Me to cousin: But I love Charles, I love Charles, I love Charles.
(I get as repetitive and tiresome as those characters in Beckett plays - same thing over and over and over - have you any idea how boring internal monologue actually IS?)
Anyway Charles was teaching the Beckett class. He strongly recommended it...had cerebral orgasms describing the fellow. I listened to him, forehead furrowed, torn in two directions. Still didn't take it. Offended him when I came once on a visit to the Beckett class and didn't stay.
Charles to friend I came on a visit with: Where's Jennifer? I thought she was staying for the class.
Friend to Charles: Um, she doesn't really like Beckett.
Charles to friend: She doesn't like Beckett or she doesn't like me?
(I mean to say, what?)
Anyway, towards the end of the second (and final scene) she describes this terrible incident in her childhood where a mouse runs up her thigh and she screamed and screamed and screamed. Discussing this bit, we all nodded sagely and agreed that it pointed to sexual interference. When she was only 5. I mean a mouse. And her thigh. And the enormous impact of the memory.

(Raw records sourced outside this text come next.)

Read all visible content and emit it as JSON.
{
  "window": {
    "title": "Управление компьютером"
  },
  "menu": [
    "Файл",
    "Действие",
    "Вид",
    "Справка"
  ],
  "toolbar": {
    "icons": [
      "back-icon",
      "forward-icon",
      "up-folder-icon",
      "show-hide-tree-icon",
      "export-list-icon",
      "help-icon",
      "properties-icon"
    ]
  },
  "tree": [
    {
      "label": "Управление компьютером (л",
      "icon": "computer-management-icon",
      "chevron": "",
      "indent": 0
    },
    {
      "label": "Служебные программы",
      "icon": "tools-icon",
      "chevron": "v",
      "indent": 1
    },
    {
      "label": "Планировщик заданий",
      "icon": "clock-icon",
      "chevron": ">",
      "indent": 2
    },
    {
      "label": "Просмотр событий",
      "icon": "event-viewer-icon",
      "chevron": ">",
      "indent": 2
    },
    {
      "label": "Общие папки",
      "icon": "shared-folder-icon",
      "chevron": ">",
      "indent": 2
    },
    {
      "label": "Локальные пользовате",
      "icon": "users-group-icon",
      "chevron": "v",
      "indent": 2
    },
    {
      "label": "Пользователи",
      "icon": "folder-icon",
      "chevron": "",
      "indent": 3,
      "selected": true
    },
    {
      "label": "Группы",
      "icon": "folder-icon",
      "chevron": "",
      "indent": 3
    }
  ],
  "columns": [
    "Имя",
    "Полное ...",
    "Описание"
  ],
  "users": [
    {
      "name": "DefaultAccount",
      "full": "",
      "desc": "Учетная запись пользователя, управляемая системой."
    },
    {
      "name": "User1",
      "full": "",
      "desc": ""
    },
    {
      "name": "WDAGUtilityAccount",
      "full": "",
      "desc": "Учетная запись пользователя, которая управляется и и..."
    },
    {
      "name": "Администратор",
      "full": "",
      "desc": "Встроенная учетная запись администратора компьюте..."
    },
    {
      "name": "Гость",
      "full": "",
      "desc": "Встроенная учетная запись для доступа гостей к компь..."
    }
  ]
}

(OK I haven't read any of the critics on this so may be totally off base, but heck, it's absurdist, so doesn't that mean you can sort of take it to mean anything?)
Anyway, have been suffering from massive insomnia for the past few weeks.(I fall asleep at about five or six in the morning no matter how morgue fodder-like I feel) So yesterday I went in search of pills.
And you know what?
Nobody would sell me Valium over the counter!!!!
So my pharmacist sister Jackie called and when I told her this, she was a little worried.
"Why do you want Valium?"
"I need to sleep."
"Oh. OK try these antihistamines. They have a soporific effect and can be obtained over the counter. But only first two days OK? Don't get hooked."
I took down their names. And was supposed to go buy them today. But then I slept late into the afternoon and then there was the play (which sort of came up unexpectedly - one of those spontaneous things people do) and now here I am past midnight, antihistamineless in Petaling Jaya.
My kingdom for backrow seats to another Beckett play.